Who are we to determine what serves this hypothetical man?

That is the point- hopefully he made this decision himself when he was able- long before the Alzheimer’s affected his decision-making.

For the same reason a DNR patient does not want to be saved from death if it happens, there are some people in this state of life (or their loved ones) that do not want to prolong what they believe is a limited existence.

If you are interested, US News & World Report carried an excellent article in 2017 on why a DNH might be a choice for you or your loved one. Remember you will also need to find out what is allowed in your state and how to proceed.

Conclusion

It is common not to want to think about your end-of-life care. Only a little more than a third of adult Americans have any advanced directive at all.

Even so, I encourage you to stop and convey your wishes now- while you can.

Chose a DNR or DNH for your own future under certain conditions if you want- or not.

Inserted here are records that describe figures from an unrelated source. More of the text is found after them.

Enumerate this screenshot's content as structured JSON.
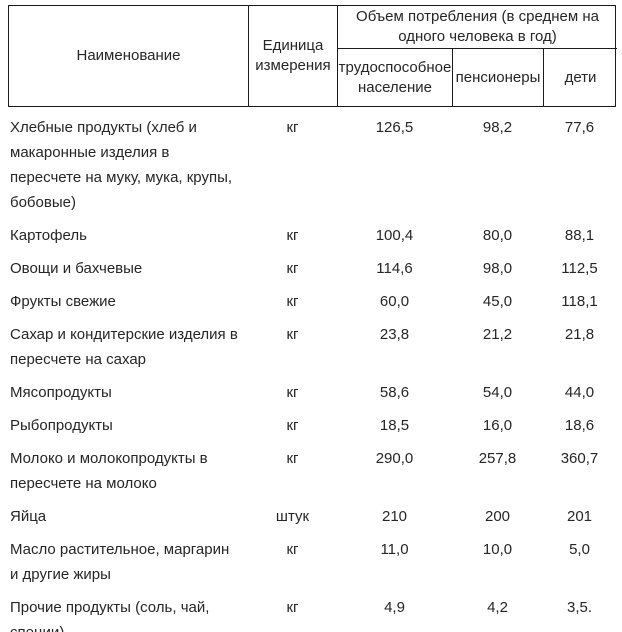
{
  "table": {
    "header": {
      "name": "Наименование",
      "unit": "Единица измерения",
      "group": "Объем потребления (в среднем на одного человека в год)",
      "sub": [
        "трудоспособное население",
        "пенсионеры",
        "дети"
      ]
    },
    "rows": [
      {
        "name": "Хлебные продукты (хлеб и макаронные изделия в пересчете на муку, мука, крупы, бобовые)",
        "unit": "кг",
        "working": "126,5",
        "pensioners": "98,2",
        "children": "77,6"
      },
      {
        "name": "Картофель",
        "unit": "кг",
        "working": "100,4",
        "pensioners": "80,0",
        "children": "88,1"
      },
      {
        "name": "Овощи и бахчевые",
        "unit": "кг",
        "working": "114,6",
        "pensioners": "98,0",
        "children": "112,5"
      },
      {
        "name": "Фрукты свежие",
        "unit": "кг",
        "working": "60,0",
        "pensioners": "45,0",
        "children": "118,1"
      },
      {
        "name": "Сахар и кондитерские изделия в пересчете на сахар",
        "unit": "кг",
        "working": "23,8",
        "pensioners": "21,2",
        "children": "21,8"
      },
      {
        "name": "Мясопродукты",
        "unit": "кг",
        "working": "58,6",
        "pensioners": "54,0",
        "children": "44,0"
      },
      {
        "name": "Рыбопродукты",
        "unit": "кг",
        "working": "18,5",
        "pensioners": "16,0",
        "children": "18,6"
      },
      {
        "name": "Молоко и молокопродукты в пересчете на молоко",
        "unit": "кг",
        "working": "290,0",
        "pensioners": "257,8",
        "children": "360,7"
      },
      {
        "name": "Яйца",
        "unit": "штук",
        "working": "210",
        "pensioners": "200",
        "children": "201"
      },
      {
        "name": "Масло растительное, маргарин и другие жиры",
        "unit": "кг",
        "working": "11,0",
        "pensioners": "10,0",
        "children": "5,0"
      },
      {
        "name": "Прочие продукты (соль, чай, специи)",
        "unit": "кг",
        "working": "4,9",
        "pensioners": "4,2",
        "children": "3,5."
      }
    ],
    "colors": {
      "border": "#1a1a1a",
      "text": "#262626",
      "background": "#ffffff"
    }
  }
}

Either way, you will be right, because this is your choice.


Want to Know More?

  1. We have all seen reenactments of CPR (chest compressions and mouth-to-mouth breathing) on TV and the movies- some of us may have witnessed the act first hand. If you have questions about what happens during CPR- and more advanced forms of resuscitation using specialized equipment– there is an excellent Glossary of Terms at the bottom of this page about DNRs (hosted by the Brigham and Women’s Hospital in Boston).
  2. While you are checking in to your state law regarding DNRs- you also need to find out if that order would be in effect outside of the hospital setting. For example, Texas has an “Out of Hospital DNR Form” for people who do not want to be resuscitated in their homes or their community (such as people living in Assisted Living facilities). Find out what your state allows and requires!